Android Security Failure: AutoSpill Flaw Threatens <i>Password Manager</i> Users
Ankit Gangwal, reveals AutoSpill vulnerability. (photo: x @ISMG_News)

JAKARTA - A number of popular password managers for mobile devices can unwittingly reveal user credentials due to vulnerabilities in the autofill functionality of Android applications.

This vulnerability, named "AutoSpill," could expose login information stored by mobile password managers by circumventing Android's secure autofill mechanism. Researchers from IIIT Hyderabad discovered this vulnerability and presented their research at Black Hat Europe this week.

The researchers, Ankit Gangwal, Shubham Singh, and Abhijeet Srivastava, found that when an Android app loads a login page in WebView, password managers can "get lost" about where they should target users' login information and instead reveal their credentials in the app's native fields. which underlies it.

This happens because WebView, Google's pre-installed engine, allows developers to display web content within an application without opening a web browser, and an autofill request is generated.

“For example, when you try to log into your favorite music app on your mobile device and use the 'sign in via Google or Facebook.' Music apps will open Google or Facebook login pages within them via WebView,” Gangwal explained to TechCrunch ahead of his presentation at Black Hat on  Wednesday, December 6.

“When the password manager is enabled to autofill credentials, it should populate only to Google or Facebook pages that have already been loaded. However, we found that the autofill operation could inadvertently reveal credentials to the underlying application,” Gangwal said.

Gangwal noted that the consequences of this vulnerability, especially in scenarios where the underlying application is malicious, are significant. “Even without phishing, any malicious app that asks you to log in through another site, such as Google or Facebook, can automatically access sensitive information,” explains Gangwal.

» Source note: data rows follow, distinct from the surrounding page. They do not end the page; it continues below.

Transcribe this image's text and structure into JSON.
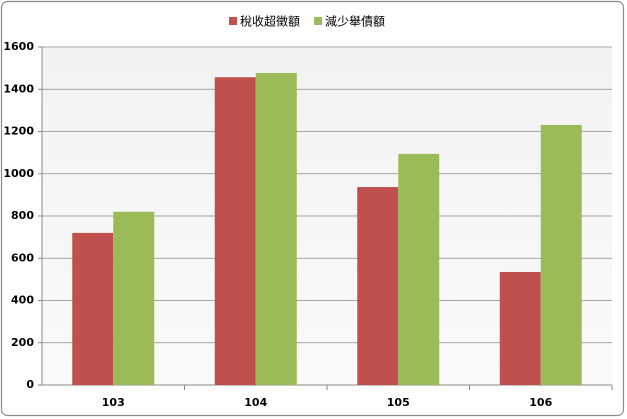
{
  "chart_data": {
    "type": "bar",
    "categories": [
      "103",
      "104",
      "105",
      "106"
    ],
    "series": [
      {
        "name": "稅收超徵額",
        "color": "#c0504d",
        "values": [
          720,
          1457,
          937,
          535
        ]
      },
      {
        "name": "減少舉債額",
        "color": "#9bbb59",
        "values": [
          820,
          1477,
          1094,
          1231
        ]
      }
    ],
    "ylim": [
      0,
      1600
    ],
    "yticks": [
      0,
      200,
      400,
      600,
      800,
      1000,
      1200,
      1400,
      1600
    ],
    "grid": true,
    "legend": "top"
  }
}
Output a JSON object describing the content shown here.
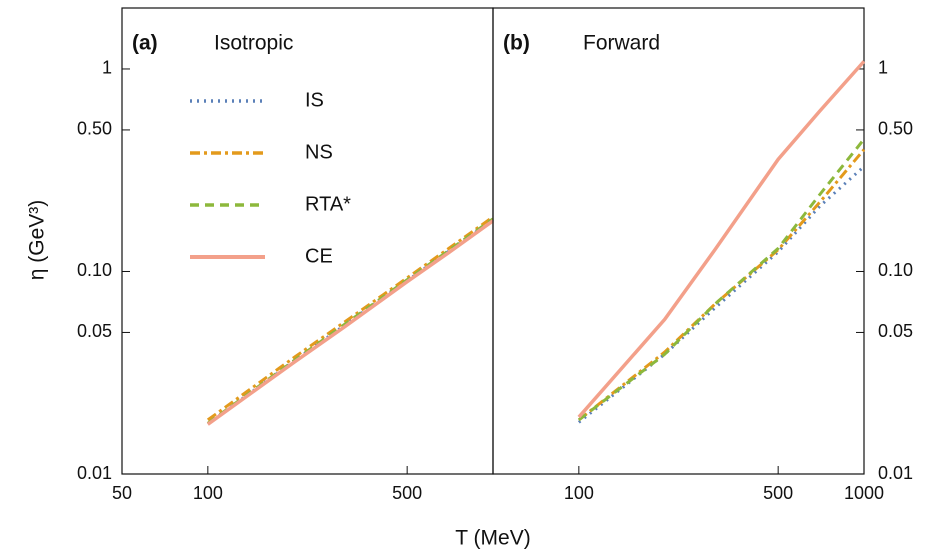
{
  "chart_data": [
    {
      "type": "line",
      "panel_label": "(a)",
      "title": "Isotropic",
      "xlabel": "T (MeV)",
      "ylabel": "η (GeV³)",
      "xscale": "log",
      "yscale": "log",
      "xlim": [
        50,
        1000
      ],
      "ylim": [
        0.01,
        2
      ],
      "xticks": [
        50,
        100,
        500
      ],
      "yticks": [
        0.01,
        0.05,
        {
          "value": 0.1,
          "label": "0.10"
        },
        {
          "value": 0.5,
          "label": "0.50"
        },
        1
      ],
      "ytick_side": "left",
      "legend": "upper left",
      "x": [
        100,
        200,
        300,
        500,
        700,
        1000
      ],
      "series": [
        {
          "name": "IS",
          "color": "#5b80b8",
          "style": "dotted",
          "values": [
            0.0177,
            0.036,
            0.054,
            0.09,
            0.126,
            0.18
          ]
        },
        {
          "name": "NS",
          "color": "#e39a1c",
          "style": "dashdot",
          "values": [
            0.0185,
            0.0375,
            0.056,
            0.093,
            0.13,
            0.186
          ]
        },
        {
          "name": "RTA*",
          "color": "#8db83c",
          "style": "dashed",
          "values": [
            0.0178,
            0.0362,
            0.0545,
            0.091,
            0.127,
            0.182
          ]
        },
        {
          "name": "CE",
          "color": "#f3a08a",
          "style": "solid",
          "values": [
            0.0176,
            0.0355,
            0.053,
            0.089,
            0.124,
            0.178
          ]
        }
      ]
    },
    {
      "type": "line",
      "panel_label": "(b)",
      "title": "Forward",
      "xscale": "log",
      "yscale": "log",
      "xlim": [
        50,
        1000
      ],
      "ylim": [
        0.01,
        2
      ],
      "xticks": [
        100,
        500,
        1000
      ],
      "yticks": [
        0.01,
        0.05,
        {
          "value": 0.1,
          "label": "0.10"
        },
        {
          "value": 0.5,
          "label": "0.50"
        },
        1
      ],
      "ytick_side": "right",
      "x": [
        100,
        200,
        300,
        500,
        700,
        1000
      ],
      "series": [
        {
          "name": "IS",
          "color": "#5b80b8",
          "style": "dotted",
          "values": [
            0.018,
            0.039,
            0.066,
            0.125,
            0.21,
            0.33
          ]
        },
        {
          "name": "NS",
          "color": "#e39a1c",
          "style": "dashdot",
          "values": [
            0.0185,
            0.04,
            0.069,
            0.128,
            0.22,
            0.4
          ]
        },
        {
          "name": "RTA*",
          "color": "#8db83c",
          "style": "dashed",
          "values": [
            0.0185,
            0.039,
            0.069,
            0.13,
            0.24,
            0.45
          ]
        },
        {
          "name": "CE",
          "color": "#f3a08a",
          "style": "solid",
          "values": [
            0.0191,
            0.058,
            0.128,
            0.358,
            0.62,
            1.09
          ]
        }
      ]
    }
  ]
}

Researchers tested the AutoSpill vulnerability using some of the most popular password managers, including 1Password, LastPass, Keeper, and Enpass, on new and recent Android devices. They found that most applications were vulnerable to credential leaks, even when JavaScript injection was disabled. When JavaScript injection is enabled, all password managers are vulnerable to the AutoSpill vulnerability.

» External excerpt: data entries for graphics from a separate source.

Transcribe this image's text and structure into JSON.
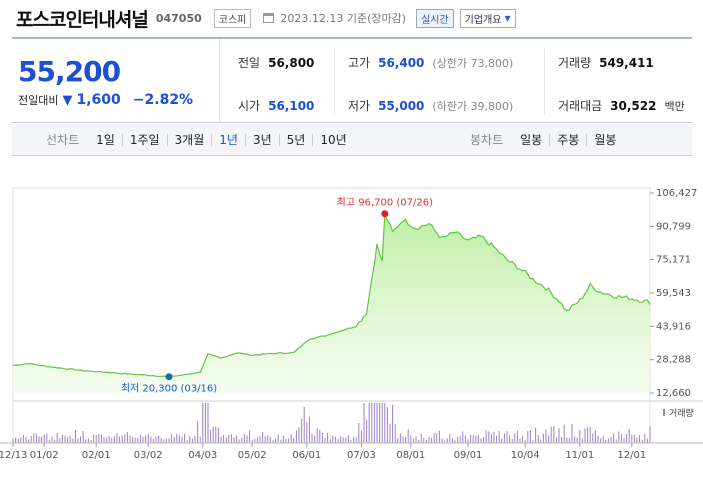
{
  "header": {
    "name": "포스코인터내셔널",
    "code": "047050",
    "market": "코스피",
    "date_text": "2023.12.13 기준(장마감)",
    "live_label": "실시간",
    "company_label": "기업개요"
  },
  "price": {
    "current": "55,200",
    "change_label": "전일대비",
    "change_value": "1,600",
    "change_pct": "−2.82%"
  },
  "stats": {
    "prev_label": "전일",
    "prev": "56,800",
    "open_label": "시가",
    "open": "56,100",
    "high_label": "고가",
    "high": "56,400",
    "upper_limit": "(상한가 73,800)",
    "low_label": "저가",
    "low": "55,000",
    "lower_limit": "(하한가 39,800)",
    "volume_label": "거래량",
    "volume": "549,411",
    "amount_label": "거래대금",
    "amount": "30,522",
    "amount_unit": "백만"
  },
  "toolbar": {
    "line_label": "선차트",
    "periods": [
      "1일",
      "1주일",
      "3개월",
      "1년",
      "3년",
      "5년",
      "10년"
    ],
    "active_period": "1년",
    "candle_label": "봉차트",
    "candles": [
      "일봉",
      "주봉",
      "월봉"
    ]
  },
  "chart_data": {
    "type": "area",
    "y_ticks": [
      "106,427",
      "90,799",
      "75,171",
      "59,543",
      "43,916",
      "28,288",
      "12,660"
    ],
    "ylim": [
      12660,
      106427
    ],
    "x_ticks": [
      "12/13",
      "01/02",
      "02/01",
      "03/02",
      "04/03",
      "05/02",
      "06/01",
      "07/03",
      "08/01",
      "09/01",
      "10/04",
      "11/01",
      "12/01"
    ],
    "x_tick_index": [
      0,
      12,
      32,
      52,
      73,
      92,
      113,
      134,
      153,
      175,
      197,
      218,
      238
    ],
    "num_points": 246,
    "max_annotation": "최고 96,700 (07/26)",
    "max_index": 143,
    "max_value": 96700,
    "min_annotation": "최저 20,300 (03/16)",
    "min_index": 60,
    "min_value": 20300,
    "volume_label": "거래량",
    "price_keypoints": [
      [
        0,
        25600
      ],
      [
        6,
        26500
      ],
      [
        12,
        25300
      ],
      [
        20,
        24100
      ],
      [
        28,
        23000
      ],
      [
        36,
        22400
      ],
      [
        44,
        21600
      ],
      [
        52,
        21000
      ],
      [
        60,
        20300
      ],
      [
        66,
        21200
      ],
      [
        72,
        22500
      ],
      [
        75,
        30800
      ],
      [
        80,
        29000
      ],
      [
        86,
        31500
      ],
      [
        92,
        30400
      ],
      [
        100,
        31200
      ],
      [
        108,
        31600
      ],
      [
        114,
        38000
      ],
      [
        120,
        39500
      ],
      [
        126,
        41800
      ],
      [
        132,
        44000
      ],
      [
        136,
        50500
      ],
      [
        140,
        82000
      ],
      [
        142,
        74000
      ],
      [
        143,
        96700
      ],
      [
        146,
        88000
      ],
      [
        150,
        94000
      ],
      [
        155,
        90000
      ],
      [
        160,
        92000
      ],
      [
        165,
        85000
      ],
      [
        170,
        88000
      ],
      [
        175,
        84000
      ],
      [
        180,
        86000
      ],
      [
        185,
        81000
      ],
      [
        190,
        75000
      ],
      [
        195,
        71000
      ],
      [
        200,
        66000
      ],
      [
        205,
        62000
      ],
      [
        210,
        56000
      ],
      [
        213,
        51000
      ],
      [
        218,
        56000
      ],
      [
        222,
        63000
      ],
      [
        226,
        60000
      ],
      [
        232,
        58000
      ],
      [
        238,
        57000
      ],
      [
        242,
        56000
      ],
      [
        245,
        55200
      ]
    ]
  }
}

Gangwal said that he has notified Google and affected password managers about this vulnerability.

Pedro Canahuati, Chief Technology Officer of 1Password, said that the company has identified and is working to fix AutoSpill. “While these improvements will further strengthen our security posture, 1Password's autofill functionality has been designed to require explicit user action,” Canahuati said. "This update will provide additional protection by preventing native fields from being filled in with credentials intended only for the Android WebView."

Craig Lurey, CTO of Keeper, said the company had been notified of the potential vulnerability, but did not say whether it had made a fix. "We requested a video from the researcher to demonstrate the reported issue. Based on our analysis, we determined that the researcher first installed a malicious application and then received a prompt from Keeper to force the association of the malicious application with the Keeper password record," Lurey said.

Google and Enpass did not respond to TechCrunch's questions. Alex Cox, director of LastPass' threat intelligence, mitigation and escalation team, said that before learning of the researchers' findings, LastPass already had mitigations in place through pop-up alerts in the product when the app detected an attempt to exploit an exploit. "After analyzing these findings, we added a more informative explanation to the pop-up," Cox said.

Gangwal said that researchers are now exploring the possibility that an attacker could extract credentials from the application to WebView. The team is also investigating whether this vulnerability can be replicated on iOS.